Yüksek enflasyon ve döviz kurlarındaki belli oranda istenen düzeyde olmaması, yerli turistlerin harcama alışkanlıklarını etkiledi. Hepimiz bunu gördük ve biliyorduk. Ekonomist olmadığım için hislerimi ifade ettiğimi söylemek daha doğru olacaktır. Meslek hayatımıza ve turizm okullarında bir dal olarak yerine alınması gereken “turizm sosyolojisi” üzerinden ele alınırsa, ülkemiz dünyanın en ucuz turistik bir ülke olmaması gerektiğini düşünüyorum. Bizler, dünyada en iyi ve kaliteli hizmet veren otellerin olduğunu hep mi unutuyoruz ya da gurur duymuyoruz? Ayrıca, müşteri memnuniyeti açısından hep yüksekte tutmaya çalışırken, “Neden ben ucuzum?” sorusu irdelenmesi gerekmiyor mu? Verdiğimiz bunca üstün emek ve çaba karşısında ucuz fiyata vermemiz mi gerekiyor? Geçen sene Türkiye’de tatil yapan turistler, bu sene başka ülkelerde tatil yaptıklarında aradaki farkı göremeyecek kadar mı oldu?

‘Performans dengesindeki memnuniyetsizlik şikayete dönüşür’

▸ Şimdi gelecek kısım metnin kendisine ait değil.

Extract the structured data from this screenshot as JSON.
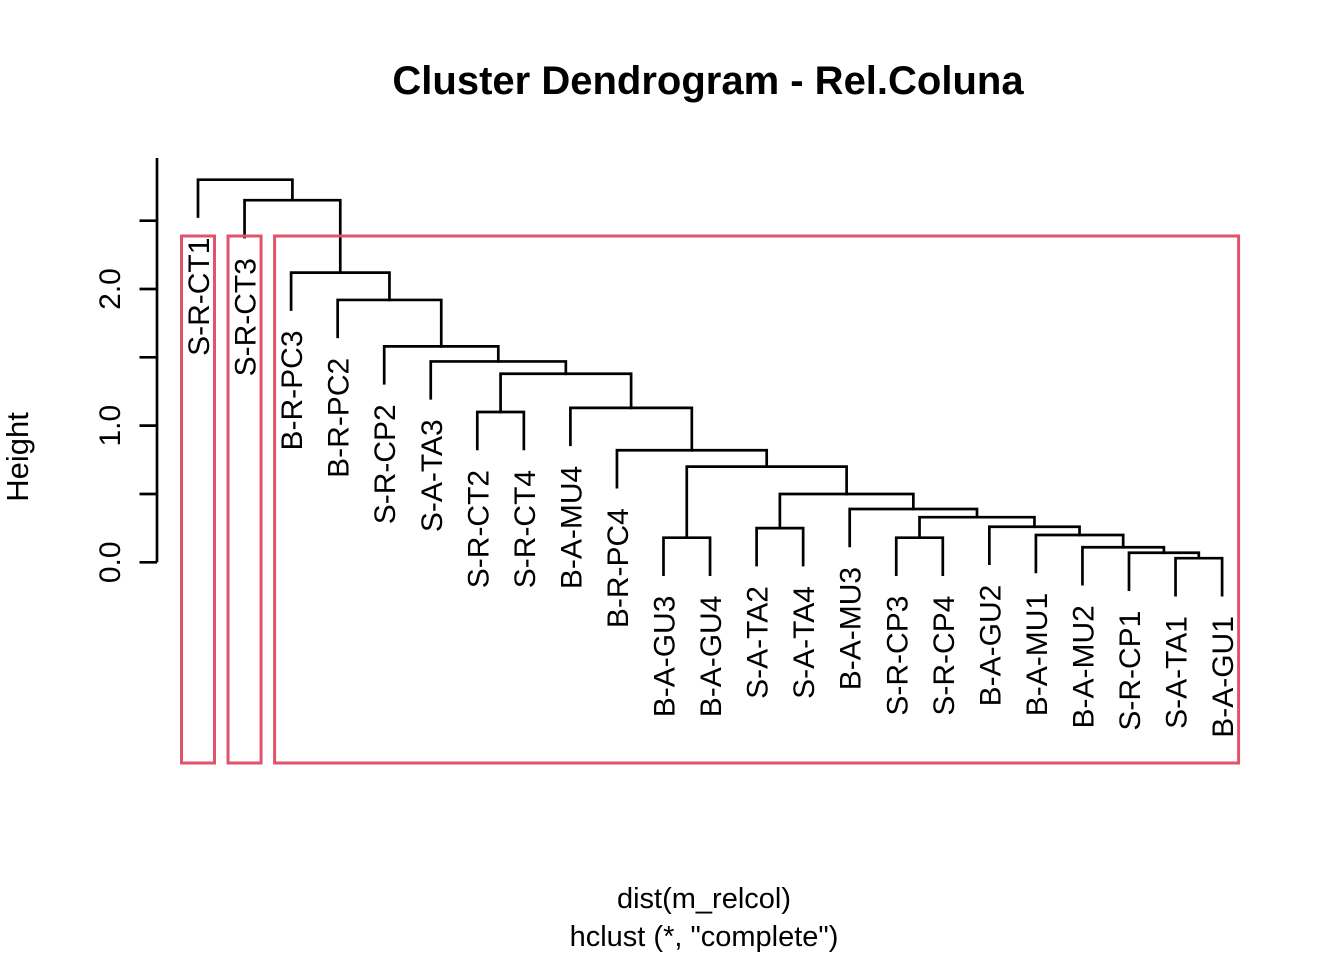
{
  "title": "Cluster Dendrogram - Rel.Coluna",
  "y_axis": {
    "label": "Height",
    "major_ticks": [
      {
        "value": 0.0,
        "label": "0.0"
      },
      {
        "value": 1.0,
        "label": "1.0"
      },
      {
        "value": 2.0,
        "label": "2.0"
      }
    ],
    "minor_ticks": [
      0.5,
      1.5,
      2.5
    ]
  },
  "x_axis": {
    "caption_line1": "dist(m_relcol)",
    "caption_line2": "hclust (*, \"complete\")"
  },
  "colors": {
    "line": "#000000",
    "text": "#000000",
    "cluster_box": "#DF536B",
    "background": "#FFFFFF"
  },
  "chart_data": {
    "type": "dendrogram",
    "title": "Cluster Dendrogram - Rel.Coluna",
    "ylabel": "Height",
    "ylim": [
      0,
      2.8
    ],
    "hang": 0.27,
    "leaves": [
      "S-R-CT1",
      "S-R-CT3",
      "B-R-PC3",
      "B-R-PC2",
      "S-R-CP2",
      "S-A-TA3",
      "S-R-CT2",
      "S-R-CT4",
      "B-A-MU4",
      "B-R-PC4",
      "B-A-GU3",
      "B-A-GU4",
      "S-A-TA2",
      "S-A-TA4",
      "B-A-MU3",
      "S-R-CP3",
      "S-R-CP4",
      "B-A-GU2",
      "B-A-MU1",
      "B-A-MU2",
      "S-R-CP1",
      "S-A-TA1",
      "B-A-GU1"
    ],
    "merges": [
      {
        "a": -22,
        "b": -23,
        "h": 0.03
      },
      {
        "a": -21,
        "b": 1,
        "h": 0.07
      },
      {
        "a": -20,
        "b": 2,
        "h": 0.11
      },
      {
        "a": -11,
        "b": -12,
        "h": 0.18
      },
      {
        "a": -16,
        "b": -17,
        "h": 0.18
      },
      {
        "a": -19,
        "b": 3,
        "h": 0.2
      },
      {
        "a": -13,
        "b": -14,
        "h": 0.25
      },
      {
        "a": -18,
        "b": 6,
        "h": 0.26
      },
      {
        "a": 5,
        "b": 8,
        "h": 0.33
      },
      {
        "a": -15,
        "b": 9,
        "h": 0.39
      },
      {
        "a": 7,
        "b": 10,
        "h": 0.5
      },
      {
        "a": 4,
        "b": 11,
        "h": 0.7
      },
      {
        "a": -10,
        "b": 12,
        "h": 0.82
      },
      {
        "a": -7,
        "b": -8,
        "h": 1.1
      },
      {
        "a": -9,
        "b": 13,
        "h": 1.13
      },
      {
        "a": 14,
        "b": 15,
        "h": 1.38
      },
      {
        "a": -6,
        "b": 16,
        "h": 1.47
      },
      {
        "a": -5,
        "b": 17,
        "h": 1.58
      },
      {
        "a": -4,
        "b": 18,
        "h": 1.92
      },
      {
        "a": -3,
        "b": 19,
        "h": 2.12
      },
      {
        "a": -2,
        "b": 20,
        "h": 2.65
      },
      {
        "a": -1,
        "b": 21,
        "h": 2.8
      }
    ],
    "clusters": [
      {
        "from_leaf": 1,
        "to_leaf": 1
      },
      {
        "from_leaf": 2,
        "to_leaf": 2
      },
      {
        "from_leaf": 3,
        "to_leaf": 23
      }
    ]
  }
}
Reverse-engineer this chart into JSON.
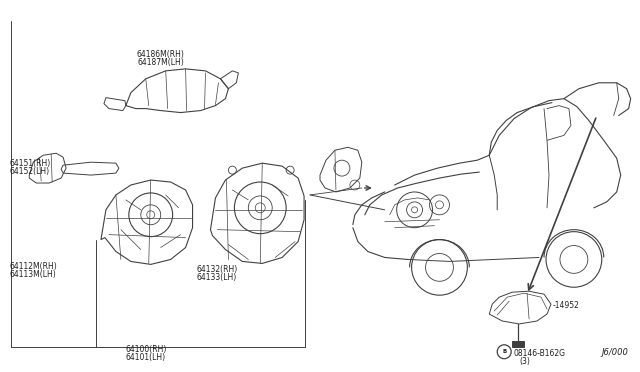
{
  "bg_color": "#ffffff",
  "line_color": "#404040",
  "text_color": "#202020",
  "fig_width": 6.4,
  "fig_height": 3.72,
  "dpi": 100,
  "diagram_code": "J6/000",
  "label_64186": [
    "64186M(RH)",
    "64187M(LH)"
  ],
  "label_64151": [
    "64151(RH)",
    "64152(LH)"
  ],
  "label_64112": [
    "64112M(RH)",
    "64113M(LH)"
  ],
  "label_64132": [
    "64132(RH)",
    "64133(LH)"
  ],
  "label_64100": [
    "64100(RH)",
    "64101(LH)"
  ],
  "label_14952": "14952",
  "label_bolt": "08146-B162G",
  "label_bolt2": "(3)",
  "font_size": 5.5
}
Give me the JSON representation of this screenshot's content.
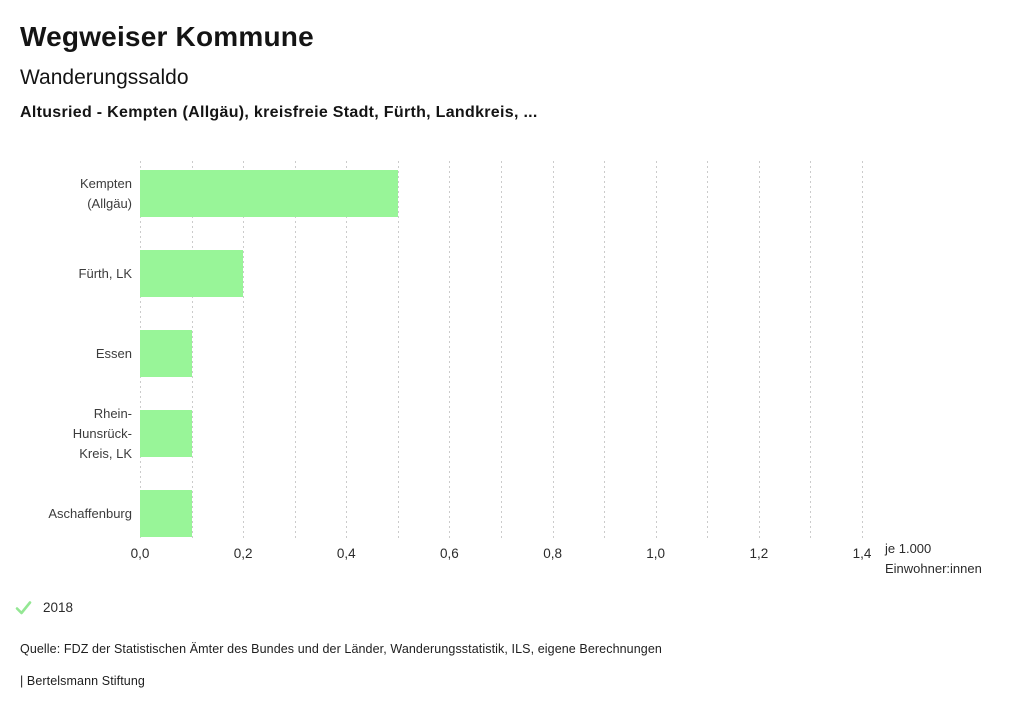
{
  "header": {
    "title": "Wegweiser Kommune",
    "subtitle": "Wanderungssaldo",
    "selection": "Altusried - Kempten (Allgäu), kreisfreie Stadt, Fürth, Landkreis, ..."
  },
  "chart_data": {
    "type": "bar",
    "orientation": "horizontal",
    "title": "Wanderungssaldo",
    "categories": [
      "Kempten (Allgäu)",
      "Fürth, LK",
      "Essen",
      "Rhein-Hunsrück-Kreis, LK",
      "Aschaffenburg"
    ],
    "category_display_lines": [
      [
        "Kempten",
        "(Allgäu)"
      ],
      [
        "Fürth, LK"
      ],
      [
        "Essen"
      ],
      [
        "Rhein-Hunsrück-",
        "Kreis, LK"
      ],
      [
        "Aschaffenburg"
      ]
    ],
    "values": [
      0.5,
      0.2,
      0.1,
      0.1,
      0.1
    ],
    "year": "2018",
    "xlim": [
      0,
      1.4
    ],
    "grid_step": 0.1,
    "grid_style": "vertical dotted",
    "x_ticks": [
      {
        "value": 0.0,
        "label": "0,0"
      },
      {
        "value": 0.2,
        "label": "0,2"
      },
      {
        "value": 0.4,
        "label": "0,4"
      },
      {
        "value": 0.6,
        "label": "0,6"
      },
      {
        "value": 0.8,
        "label": "0,8"
      },
      {
        "value": 1.0,
        "label": "1,0"
      },
      {
        "value": 1.2,
        "label": "1,2"
      },
      {
        "value": 1.4,
        "label": "1,4"
      }
    ],
    "unit_label_lines": [
      "je 1.000",
      "Einwohner:innen"
    ],
    "bar_color": "#98f598",
    "gridline_color": "#cbcbcb",
    "legend_position": "bottom-left"
  },
  "legend": {
    "check_icon": "check-icon",
    "check_color": "#94e794",
    "year_label": "2018"
  },
  "footer": {
    "source": "Quelle: FDZ der Statistischen Ämter des Bundes und der Länder, Wanderungsstatistik, ILS, eigene Berechnungen",
    "branding": "| Bertelsmann Stiftung"
  }
}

POYD Yönetim Kurulu Başkan Yardımcısı Ercan ÇEK, maliyet ve döviz artış makası olumsuz geliştikçe rekabetçi fiyatlardan uzaklaşmak durumunda kaldıklarını belirterek düşüncelerini şöyle aktarıyor:

Türkiye , geçmişte “fiyat- performans” açısından dünyada en popüler ülkeler arasında ön sıralardaydı. Son yıllarda maliyet ve döviz artış makası olumsuz geliştikçe rekabetçi fiyatlardan uzaklaşmak durumunda kaldık. Bu durum tercih edilme oranımızı elbette ki olumsuz etkilemektedir. Yüksek maliyetlere paralel, ürün fiyatlarımızın da artması uluslararası pazarda tercih edilmememize neden olabilmektedir. Turistlerin harcama alışkanlıklarını olumsuz etkilemektedir. Tatil için ayrılması planlanan bütçenin üzerine çıkılması demek tatile gelen bir misafiri farklı ekstra kalemlerinden uzaklaştırmaktadır. Dolayısıyla ciddi oranda konaklama harici ekstra harcamalarda azalmalar yaşanmaktadır. Ve tabii ki en önemli etkenlerden birisi de planlanan konaklama sürelerinin kısalmasıdır. Fiyat artışları lüks segment misafirlerin alım gücünde pek fark yaratmayabilir ama orta gelirli misafirlerin satın-alma kararlarında ciddi etki yaratmaktadır. Yüksek fiyatın misafir üzerindeki farklı ve belirgin bir olumsuz etkisi ise memnuniyetsizliktir. Çok para ödenen her üründen beklenti daha fazla olacaktır. Daha açık bir söylemle fiyat & performans dengesindeki memnuniyetsizlik şikayete dönüşür. Bu durumda bir sonraki tatil planlamasında tercih edilmeme riskini yaratır.”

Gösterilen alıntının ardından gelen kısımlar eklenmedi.